Alhaji Mohammed Awwal Ibrahim (born September 8, 1941) is a Nigerian traditional ruler who served as governor of Niger State from October 1979 to December 1983 during the Nigerian Second Republic. He was elected on the National Party of Nigeria (NPN) platform.

==Early life and education==
Ibrahim was born in Abuja, now known as Suleja in September 8, 1941. He attended Provincial Secondary School, Bida from 1956 to 1961 and continued further studies at the School for Arabic Studies, Kano. He earned a degree in English from Abdullahi Bayero College in 1967 and a masters in 1970. He joined Ahmadu Bello University in 1967 as a lecturer of languages. From 1967 to 1976, Ibrahim moved up within the administrative ranks, he was acting registrar of Bayero University Kano and Executive Secretary of the Center for Cultural Studies between 1973 and 1975. When Niger State was created in 1976, his services was transferred to the new state as an administrator. He was initially acting Permanent Secretary for Special Duties before becoming the Permanent Secretary for Local Government.

==Governor==
In 1979, he left civil service to contest for as a candidate for Governor of Niger State under the National Party of Nigeria (NPN). Ibrahim won the primary and defeated in challenges in the gubernatorial states elections to become the first elected Governor of Niger State.
There were attempts to impeach Ibrahim while he was governor.
He was forced out of office after the coup that brought General Muhammadu Buhari to power.
A military tribunal set up by the Buhari government convicted him of abuse of power and corruption 1984. In 1986 he was barred for life from holding public office or participating in partisan politics.

==Emir of Suleja==
The Suleja Emirate is a Hausa emirate established in the early 19th century, formerly called Abuja, in what is now Niger State. In 1976 a large part of the emirate plus territory from other states became the Federal Capital Territory, centered on the new city of Abuja. The emirate was renamed Suleja, based on the renamed town of Suleja which remained in Niger State.
Awwal Ibrahim became the Emir, or Sarki, of Suleja in 1993.
His accession resulted in rioting and destruction of property by opponents.
He was deposed on 10 May 1994 by General Sani Abacha.

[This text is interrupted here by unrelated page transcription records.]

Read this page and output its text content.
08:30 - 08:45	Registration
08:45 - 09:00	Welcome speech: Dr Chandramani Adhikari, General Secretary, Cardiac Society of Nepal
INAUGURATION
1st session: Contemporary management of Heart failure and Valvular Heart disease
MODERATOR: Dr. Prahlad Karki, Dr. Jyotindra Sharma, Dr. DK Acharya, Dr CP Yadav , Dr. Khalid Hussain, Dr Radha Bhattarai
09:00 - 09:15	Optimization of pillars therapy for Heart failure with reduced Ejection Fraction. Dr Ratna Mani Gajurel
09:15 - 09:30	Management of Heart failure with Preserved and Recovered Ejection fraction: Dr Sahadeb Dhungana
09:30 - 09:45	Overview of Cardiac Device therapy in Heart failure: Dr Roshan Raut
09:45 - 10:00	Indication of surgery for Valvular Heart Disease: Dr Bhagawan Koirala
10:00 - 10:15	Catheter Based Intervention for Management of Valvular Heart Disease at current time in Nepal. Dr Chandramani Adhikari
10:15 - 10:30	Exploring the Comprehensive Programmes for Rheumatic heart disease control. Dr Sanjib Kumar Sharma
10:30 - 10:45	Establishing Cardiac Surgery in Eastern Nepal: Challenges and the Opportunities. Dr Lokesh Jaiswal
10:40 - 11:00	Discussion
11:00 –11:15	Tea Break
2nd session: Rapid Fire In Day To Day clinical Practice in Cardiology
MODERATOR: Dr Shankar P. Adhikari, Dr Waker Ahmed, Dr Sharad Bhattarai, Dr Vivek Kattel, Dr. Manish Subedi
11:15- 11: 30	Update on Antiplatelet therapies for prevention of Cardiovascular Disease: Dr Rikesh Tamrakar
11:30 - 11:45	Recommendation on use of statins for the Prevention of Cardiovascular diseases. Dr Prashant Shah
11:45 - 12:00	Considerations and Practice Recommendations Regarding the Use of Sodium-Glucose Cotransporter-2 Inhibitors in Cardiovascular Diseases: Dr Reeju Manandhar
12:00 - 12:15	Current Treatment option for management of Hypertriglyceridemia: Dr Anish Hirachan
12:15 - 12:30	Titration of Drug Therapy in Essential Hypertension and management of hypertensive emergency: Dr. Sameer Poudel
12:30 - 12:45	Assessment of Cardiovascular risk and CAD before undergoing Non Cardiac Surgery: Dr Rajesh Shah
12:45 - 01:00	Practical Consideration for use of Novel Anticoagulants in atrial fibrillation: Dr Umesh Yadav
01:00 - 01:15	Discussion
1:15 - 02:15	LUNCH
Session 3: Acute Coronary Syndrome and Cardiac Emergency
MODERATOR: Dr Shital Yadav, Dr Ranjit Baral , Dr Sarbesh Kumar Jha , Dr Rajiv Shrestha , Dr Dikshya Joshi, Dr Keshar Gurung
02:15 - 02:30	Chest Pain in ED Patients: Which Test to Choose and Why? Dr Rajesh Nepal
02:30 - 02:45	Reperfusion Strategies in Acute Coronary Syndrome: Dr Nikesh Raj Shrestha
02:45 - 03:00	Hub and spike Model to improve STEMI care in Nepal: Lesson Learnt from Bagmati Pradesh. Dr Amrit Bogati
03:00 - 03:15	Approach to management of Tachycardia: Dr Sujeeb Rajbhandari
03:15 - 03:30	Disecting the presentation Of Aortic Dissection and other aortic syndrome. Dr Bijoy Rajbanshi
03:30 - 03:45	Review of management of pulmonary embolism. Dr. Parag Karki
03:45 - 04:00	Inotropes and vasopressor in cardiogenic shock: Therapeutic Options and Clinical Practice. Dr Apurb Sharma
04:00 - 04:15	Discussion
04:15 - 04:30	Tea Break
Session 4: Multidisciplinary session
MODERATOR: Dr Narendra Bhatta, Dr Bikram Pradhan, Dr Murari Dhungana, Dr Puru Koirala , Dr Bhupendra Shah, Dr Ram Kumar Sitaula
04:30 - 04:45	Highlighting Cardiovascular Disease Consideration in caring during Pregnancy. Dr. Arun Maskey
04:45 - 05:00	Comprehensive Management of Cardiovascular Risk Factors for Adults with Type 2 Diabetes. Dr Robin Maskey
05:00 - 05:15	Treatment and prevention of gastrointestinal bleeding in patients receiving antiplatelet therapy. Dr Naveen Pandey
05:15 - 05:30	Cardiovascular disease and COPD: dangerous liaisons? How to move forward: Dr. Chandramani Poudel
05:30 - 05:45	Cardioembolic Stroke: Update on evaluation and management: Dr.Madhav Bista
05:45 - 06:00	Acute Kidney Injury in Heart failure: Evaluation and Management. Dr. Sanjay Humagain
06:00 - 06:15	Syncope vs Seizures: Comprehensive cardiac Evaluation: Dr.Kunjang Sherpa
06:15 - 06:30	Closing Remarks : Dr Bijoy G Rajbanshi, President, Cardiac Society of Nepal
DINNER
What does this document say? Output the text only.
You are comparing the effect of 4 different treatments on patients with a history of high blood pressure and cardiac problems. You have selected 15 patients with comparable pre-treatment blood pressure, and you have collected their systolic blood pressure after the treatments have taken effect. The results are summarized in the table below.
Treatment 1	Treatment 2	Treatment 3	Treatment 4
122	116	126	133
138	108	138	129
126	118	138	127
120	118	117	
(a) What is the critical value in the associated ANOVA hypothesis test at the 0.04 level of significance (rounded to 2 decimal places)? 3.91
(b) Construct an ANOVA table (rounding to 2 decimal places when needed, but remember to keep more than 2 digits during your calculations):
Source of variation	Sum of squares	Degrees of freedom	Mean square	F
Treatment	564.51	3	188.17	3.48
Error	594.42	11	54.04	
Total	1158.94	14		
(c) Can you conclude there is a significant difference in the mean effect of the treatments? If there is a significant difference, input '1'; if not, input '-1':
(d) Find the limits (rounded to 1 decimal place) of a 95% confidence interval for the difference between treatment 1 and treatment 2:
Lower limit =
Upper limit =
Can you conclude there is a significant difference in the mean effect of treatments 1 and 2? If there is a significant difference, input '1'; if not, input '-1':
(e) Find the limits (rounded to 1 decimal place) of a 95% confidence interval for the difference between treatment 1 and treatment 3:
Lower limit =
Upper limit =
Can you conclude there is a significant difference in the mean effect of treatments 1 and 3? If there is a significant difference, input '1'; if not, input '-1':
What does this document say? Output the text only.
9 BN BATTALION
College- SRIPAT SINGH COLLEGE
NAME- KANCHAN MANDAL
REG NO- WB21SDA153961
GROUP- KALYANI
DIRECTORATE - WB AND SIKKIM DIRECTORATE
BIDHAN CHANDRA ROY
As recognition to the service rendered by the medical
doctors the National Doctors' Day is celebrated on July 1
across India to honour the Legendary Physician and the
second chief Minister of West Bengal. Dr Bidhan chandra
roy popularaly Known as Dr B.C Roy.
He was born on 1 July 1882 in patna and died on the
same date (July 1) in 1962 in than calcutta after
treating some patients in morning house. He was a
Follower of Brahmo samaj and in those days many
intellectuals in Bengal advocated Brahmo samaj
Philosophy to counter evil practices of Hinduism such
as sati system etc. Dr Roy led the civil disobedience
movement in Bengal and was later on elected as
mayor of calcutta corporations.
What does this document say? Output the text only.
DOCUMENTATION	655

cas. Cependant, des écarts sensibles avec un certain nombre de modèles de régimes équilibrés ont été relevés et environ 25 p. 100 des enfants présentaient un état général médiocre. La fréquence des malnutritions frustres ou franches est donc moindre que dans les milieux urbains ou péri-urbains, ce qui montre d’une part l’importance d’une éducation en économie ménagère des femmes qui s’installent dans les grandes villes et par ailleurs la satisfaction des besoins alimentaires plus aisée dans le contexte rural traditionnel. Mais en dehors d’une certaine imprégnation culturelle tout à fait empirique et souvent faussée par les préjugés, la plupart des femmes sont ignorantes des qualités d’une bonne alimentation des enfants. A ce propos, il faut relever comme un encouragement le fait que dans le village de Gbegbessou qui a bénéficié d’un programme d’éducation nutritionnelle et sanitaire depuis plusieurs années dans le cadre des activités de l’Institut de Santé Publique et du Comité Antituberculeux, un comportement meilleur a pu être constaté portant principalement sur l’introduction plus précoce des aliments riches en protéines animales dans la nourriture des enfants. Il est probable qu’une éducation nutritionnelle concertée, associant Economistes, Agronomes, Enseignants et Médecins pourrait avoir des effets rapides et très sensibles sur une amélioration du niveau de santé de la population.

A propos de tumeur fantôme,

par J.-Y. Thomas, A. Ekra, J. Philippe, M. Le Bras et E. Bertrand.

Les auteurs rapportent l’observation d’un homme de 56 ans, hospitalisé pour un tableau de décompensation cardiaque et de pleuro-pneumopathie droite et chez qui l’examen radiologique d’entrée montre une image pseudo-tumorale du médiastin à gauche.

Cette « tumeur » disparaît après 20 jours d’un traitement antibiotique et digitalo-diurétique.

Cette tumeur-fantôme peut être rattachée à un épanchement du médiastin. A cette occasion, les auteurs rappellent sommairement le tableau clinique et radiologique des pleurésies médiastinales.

After the return to democracy, Awwal Ibrahim was restored to his title of Emir of Suleja on 17 January 2000.
His restoration again caused a series of violent clashes, forcing the government to call in anti-riot troopers and impose a 20-hour curfew.
Twenty one people were arrested including the chairman of the Suleja Emirate, Alhaji Shuaibu Barda.
Speaking at Awwal Ibrahim's palace in June 2008, Niger State governor Muazu Babangida Aliyu noted the environmental and social problems that expansion of the federal capital has caused to the ancient city of Suleja and called for federal funding to accelerate development.

In September 2001, Ibrahim was awarded the title of Commander of the Niger.
In 2010 he was chairman of the Niger State government's Committee on Reformation of Almajirci. The Almajirci are itinerant students of the Quran who depend on alms to survive.